Unite general secretary Sharon Graham

La leader d'Unite, Sharon Graham, qualifie le parti travailliste de « dénué de sens »

Sharon Graham, secrétaire générale d'Unire

Les trahisons de Keir Starmer envers la classe ouvrière signifient qu'il perd le soutien partout, y compris de la part de la bureaucratie syndicale.

La secrétaire générale du syndicat Unite, Sharon Graham, n'a pas mâché ses mots dans le Financial Times lorsqu'elle a écrit que le parti travailliste était « devenu déraciné et sans but ».

Le Parti travailliste est devenu la voix politique de la classe ouvrière. Mais cela est venu de la bureaucratie syndicale et non des travailleurs eux-mêmes.

Le parti travailliste met ainsi en avant les intérêts des travailleurs, mais uniquement dans le cadre du capitalisme.

Cette relation a fonctionné de deux manières. Les travaillistes ont obtenu les votes de la classe ouvrière et, de manière significative, le financement. Unite est le plus grand bailleur de fonds syndical du Parti travailliste. À leur tour, les travaillistes ont parfois poussé des politiques défendant les intérêts de la classe ouvrière.

Mais cette relation est désormais en train de se rompre.

« La honte et le désastre de ces dernières semaines, associés à l'absence de changement au cours des 18 derniers mois », écrit Graham, montrent que « les idéaux travaillistes ont été corrompus, probablement de manière irréversible ».

« C'est un héritage familial que personne ne veut vraiment garder. »

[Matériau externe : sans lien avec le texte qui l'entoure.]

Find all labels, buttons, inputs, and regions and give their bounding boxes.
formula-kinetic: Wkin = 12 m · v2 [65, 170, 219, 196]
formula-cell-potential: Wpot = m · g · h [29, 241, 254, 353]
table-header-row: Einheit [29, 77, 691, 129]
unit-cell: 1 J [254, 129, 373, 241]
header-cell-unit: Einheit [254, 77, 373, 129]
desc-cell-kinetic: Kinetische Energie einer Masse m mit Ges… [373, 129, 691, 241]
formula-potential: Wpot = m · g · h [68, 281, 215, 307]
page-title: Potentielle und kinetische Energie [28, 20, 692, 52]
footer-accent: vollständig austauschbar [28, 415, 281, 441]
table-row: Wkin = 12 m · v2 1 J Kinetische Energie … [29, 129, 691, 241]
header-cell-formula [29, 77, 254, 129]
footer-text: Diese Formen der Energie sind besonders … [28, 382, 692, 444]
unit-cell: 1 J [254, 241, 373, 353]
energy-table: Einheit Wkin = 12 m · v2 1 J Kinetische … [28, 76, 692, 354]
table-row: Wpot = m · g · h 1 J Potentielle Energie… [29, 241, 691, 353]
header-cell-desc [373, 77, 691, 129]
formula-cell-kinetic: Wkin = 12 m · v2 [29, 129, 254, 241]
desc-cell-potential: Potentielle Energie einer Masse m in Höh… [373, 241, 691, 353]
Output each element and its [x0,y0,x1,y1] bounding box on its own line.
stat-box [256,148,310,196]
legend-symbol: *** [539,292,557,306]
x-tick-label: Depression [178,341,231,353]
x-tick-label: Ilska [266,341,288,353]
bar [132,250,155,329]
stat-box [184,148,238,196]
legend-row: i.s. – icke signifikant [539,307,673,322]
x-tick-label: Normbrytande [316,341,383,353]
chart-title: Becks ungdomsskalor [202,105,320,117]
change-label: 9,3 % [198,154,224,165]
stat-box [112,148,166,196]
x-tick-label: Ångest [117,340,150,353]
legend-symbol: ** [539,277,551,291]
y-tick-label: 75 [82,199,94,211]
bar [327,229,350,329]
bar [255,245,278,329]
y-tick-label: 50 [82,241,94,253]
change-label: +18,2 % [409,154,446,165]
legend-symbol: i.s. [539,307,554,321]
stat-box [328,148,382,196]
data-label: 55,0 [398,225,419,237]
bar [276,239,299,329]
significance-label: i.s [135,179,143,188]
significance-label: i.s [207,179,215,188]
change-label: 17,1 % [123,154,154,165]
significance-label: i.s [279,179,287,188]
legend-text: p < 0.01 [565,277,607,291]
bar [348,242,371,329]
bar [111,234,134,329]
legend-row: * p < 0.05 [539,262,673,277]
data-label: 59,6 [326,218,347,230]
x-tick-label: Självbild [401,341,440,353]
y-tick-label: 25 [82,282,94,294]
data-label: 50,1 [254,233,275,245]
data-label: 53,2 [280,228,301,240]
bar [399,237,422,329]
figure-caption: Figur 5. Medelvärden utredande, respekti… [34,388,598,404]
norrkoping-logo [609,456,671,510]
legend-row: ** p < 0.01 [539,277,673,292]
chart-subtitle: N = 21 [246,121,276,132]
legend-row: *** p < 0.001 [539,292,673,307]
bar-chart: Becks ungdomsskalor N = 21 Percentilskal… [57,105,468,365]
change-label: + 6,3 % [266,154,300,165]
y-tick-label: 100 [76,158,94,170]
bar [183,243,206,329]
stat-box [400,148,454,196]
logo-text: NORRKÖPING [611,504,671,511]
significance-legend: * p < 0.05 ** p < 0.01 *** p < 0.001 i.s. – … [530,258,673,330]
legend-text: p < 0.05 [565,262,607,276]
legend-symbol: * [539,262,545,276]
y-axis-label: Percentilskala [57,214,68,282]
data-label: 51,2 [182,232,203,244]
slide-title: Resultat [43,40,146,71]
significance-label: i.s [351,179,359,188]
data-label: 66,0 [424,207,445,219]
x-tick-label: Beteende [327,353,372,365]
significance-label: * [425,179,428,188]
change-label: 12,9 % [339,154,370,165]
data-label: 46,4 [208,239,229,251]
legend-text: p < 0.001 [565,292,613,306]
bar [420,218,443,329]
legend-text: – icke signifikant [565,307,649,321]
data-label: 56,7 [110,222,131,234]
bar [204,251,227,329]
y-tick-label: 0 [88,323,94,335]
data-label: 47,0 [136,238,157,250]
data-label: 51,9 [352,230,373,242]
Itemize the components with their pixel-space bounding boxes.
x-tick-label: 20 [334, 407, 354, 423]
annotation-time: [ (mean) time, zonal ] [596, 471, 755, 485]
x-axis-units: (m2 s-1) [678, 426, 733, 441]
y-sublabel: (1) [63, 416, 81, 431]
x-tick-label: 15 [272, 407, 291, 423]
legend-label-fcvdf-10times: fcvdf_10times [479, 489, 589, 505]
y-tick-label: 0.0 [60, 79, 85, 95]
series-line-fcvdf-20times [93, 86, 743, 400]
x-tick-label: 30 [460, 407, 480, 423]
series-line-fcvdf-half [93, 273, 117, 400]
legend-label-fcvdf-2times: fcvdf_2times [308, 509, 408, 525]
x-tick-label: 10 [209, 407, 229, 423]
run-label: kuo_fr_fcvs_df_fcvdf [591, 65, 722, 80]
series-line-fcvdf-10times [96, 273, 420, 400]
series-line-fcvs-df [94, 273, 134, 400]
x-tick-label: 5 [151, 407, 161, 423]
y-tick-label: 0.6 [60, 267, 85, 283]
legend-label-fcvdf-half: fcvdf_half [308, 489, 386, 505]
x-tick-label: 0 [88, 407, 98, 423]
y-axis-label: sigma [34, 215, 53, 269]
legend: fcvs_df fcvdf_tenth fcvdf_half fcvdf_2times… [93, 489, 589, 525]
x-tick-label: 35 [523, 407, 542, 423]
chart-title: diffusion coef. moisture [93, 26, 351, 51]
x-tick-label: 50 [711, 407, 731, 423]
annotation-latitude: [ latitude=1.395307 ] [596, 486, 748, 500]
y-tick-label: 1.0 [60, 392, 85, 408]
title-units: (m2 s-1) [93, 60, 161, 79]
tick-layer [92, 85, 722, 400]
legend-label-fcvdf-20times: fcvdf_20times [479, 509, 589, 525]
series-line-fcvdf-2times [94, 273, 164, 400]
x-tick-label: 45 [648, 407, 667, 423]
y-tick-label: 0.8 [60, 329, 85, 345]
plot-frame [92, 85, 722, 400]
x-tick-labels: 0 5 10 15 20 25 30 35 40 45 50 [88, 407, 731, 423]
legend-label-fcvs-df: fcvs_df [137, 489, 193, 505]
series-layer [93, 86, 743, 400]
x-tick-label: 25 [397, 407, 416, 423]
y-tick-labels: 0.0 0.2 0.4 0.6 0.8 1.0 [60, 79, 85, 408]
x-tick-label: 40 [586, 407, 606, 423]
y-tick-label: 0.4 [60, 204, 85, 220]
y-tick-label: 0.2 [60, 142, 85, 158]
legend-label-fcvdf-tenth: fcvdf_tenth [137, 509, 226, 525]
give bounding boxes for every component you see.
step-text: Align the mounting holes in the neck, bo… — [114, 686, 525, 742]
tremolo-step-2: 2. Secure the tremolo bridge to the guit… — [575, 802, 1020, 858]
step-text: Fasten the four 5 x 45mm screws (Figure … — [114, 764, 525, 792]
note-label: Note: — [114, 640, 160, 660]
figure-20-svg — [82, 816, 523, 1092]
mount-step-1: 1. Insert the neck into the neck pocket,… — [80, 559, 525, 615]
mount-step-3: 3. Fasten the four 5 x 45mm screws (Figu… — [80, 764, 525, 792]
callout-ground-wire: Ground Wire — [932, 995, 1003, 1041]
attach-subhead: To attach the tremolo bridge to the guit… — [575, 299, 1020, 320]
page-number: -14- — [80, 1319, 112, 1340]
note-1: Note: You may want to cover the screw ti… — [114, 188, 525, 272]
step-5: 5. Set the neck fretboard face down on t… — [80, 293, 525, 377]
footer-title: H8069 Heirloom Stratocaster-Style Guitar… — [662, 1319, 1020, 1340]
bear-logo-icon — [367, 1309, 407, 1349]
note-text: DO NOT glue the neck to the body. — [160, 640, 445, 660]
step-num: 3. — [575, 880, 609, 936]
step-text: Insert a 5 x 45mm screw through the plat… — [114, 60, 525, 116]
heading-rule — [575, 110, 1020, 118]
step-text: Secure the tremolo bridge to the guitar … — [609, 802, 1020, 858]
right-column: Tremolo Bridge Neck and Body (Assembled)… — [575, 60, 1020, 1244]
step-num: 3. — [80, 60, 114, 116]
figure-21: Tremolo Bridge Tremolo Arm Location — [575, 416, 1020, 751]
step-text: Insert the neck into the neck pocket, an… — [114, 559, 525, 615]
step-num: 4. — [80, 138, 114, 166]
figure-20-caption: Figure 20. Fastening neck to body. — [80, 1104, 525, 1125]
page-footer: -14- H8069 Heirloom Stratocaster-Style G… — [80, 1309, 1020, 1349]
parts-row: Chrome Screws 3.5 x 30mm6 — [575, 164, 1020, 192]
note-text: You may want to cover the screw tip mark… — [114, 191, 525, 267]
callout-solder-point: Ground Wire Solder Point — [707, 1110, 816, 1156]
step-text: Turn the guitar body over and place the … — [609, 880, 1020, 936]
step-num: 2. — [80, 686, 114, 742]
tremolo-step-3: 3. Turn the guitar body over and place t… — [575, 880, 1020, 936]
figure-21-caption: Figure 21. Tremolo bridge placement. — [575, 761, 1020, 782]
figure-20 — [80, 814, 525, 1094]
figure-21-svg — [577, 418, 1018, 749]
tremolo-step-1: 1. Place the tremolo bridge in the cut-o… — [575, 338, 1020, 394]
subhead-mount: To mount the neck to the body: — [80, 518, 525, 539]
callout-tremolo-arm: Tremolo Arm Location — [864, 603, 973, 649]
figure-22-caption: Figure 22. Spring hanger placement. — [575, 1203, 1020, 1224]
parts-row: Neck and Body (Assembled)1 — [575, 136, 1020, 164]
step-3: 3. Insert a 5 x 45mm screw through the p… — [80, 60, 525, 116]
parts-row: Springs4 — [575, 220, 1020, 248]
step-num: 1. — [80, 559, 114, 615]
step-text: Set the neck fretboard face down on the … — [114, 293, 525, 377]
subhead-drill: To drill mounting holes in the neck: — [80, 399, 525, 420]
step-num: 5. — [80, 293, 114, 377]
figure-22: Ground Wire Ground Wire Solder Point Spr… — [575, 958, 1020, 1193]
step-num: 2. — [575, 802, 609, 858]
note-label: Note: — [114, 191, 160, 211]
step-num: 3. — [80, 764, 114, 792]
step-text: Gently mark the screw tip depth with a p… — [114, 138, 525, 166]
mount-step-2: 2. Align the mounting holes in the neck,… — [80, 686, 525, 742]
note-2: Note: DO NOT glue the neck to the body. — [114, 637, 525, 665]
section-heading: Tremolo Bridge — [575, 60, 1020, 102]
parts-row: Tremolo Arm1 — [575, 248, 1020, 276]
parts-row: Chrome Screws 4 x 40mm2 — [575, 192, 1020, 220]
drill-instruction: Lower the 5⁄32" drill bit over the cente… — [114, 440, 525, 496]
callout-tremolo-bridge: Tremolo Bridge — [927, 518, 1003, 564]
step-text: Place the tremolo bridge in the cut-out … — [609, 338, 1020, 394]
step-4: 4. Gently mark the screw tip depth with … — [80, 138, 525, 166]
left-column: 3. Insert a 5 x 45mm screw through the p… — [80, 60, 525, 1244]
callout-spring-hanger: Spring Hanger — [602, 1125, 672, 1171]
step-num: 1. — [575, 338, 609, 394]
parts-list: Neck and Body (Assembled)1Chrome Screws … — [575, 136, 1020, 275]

Graham a déclaré que l’affaire Peter Mandelson montre à quel point le parti travailliste « se tient aux côtés des élites en Grande-Bretagne et au-delà ».

Et elle a attaqué les échecs économiques du Labour. « Le budget de Rachel Reeves en dit long. Aucune vision. Il a été bénéfique pour les marchés obligataires et une fois de plus pour les banquiers, tout en augmentant les impôts furtifs pour des millions de travailleurs. »

Graham a menacé que « les syndicats traceront leur propre voie ». L'année prochaine, les membres d'Unite pourraient potentiellement voter pour se désaffilier du parti travailliste lors de la conférence du syndicat. Ce serait un coup historique.

Cette répartition ne se limite pas à Unite. Des syndicats plus petits, tels que le Syndicat des travailleurs de la boulangerie, de l'alimentation et des secteurs connexes, ont soutenu votre parti.

Et plus important encore, Christina McAnea, alliée de Starmer, a été évincée de son poste de leader d'Unison et remplacée par Andrea Egan. Elle a immédiatement exprimé plus de critiques à l’égard de Starmer que McAnea n’en a jamais craché.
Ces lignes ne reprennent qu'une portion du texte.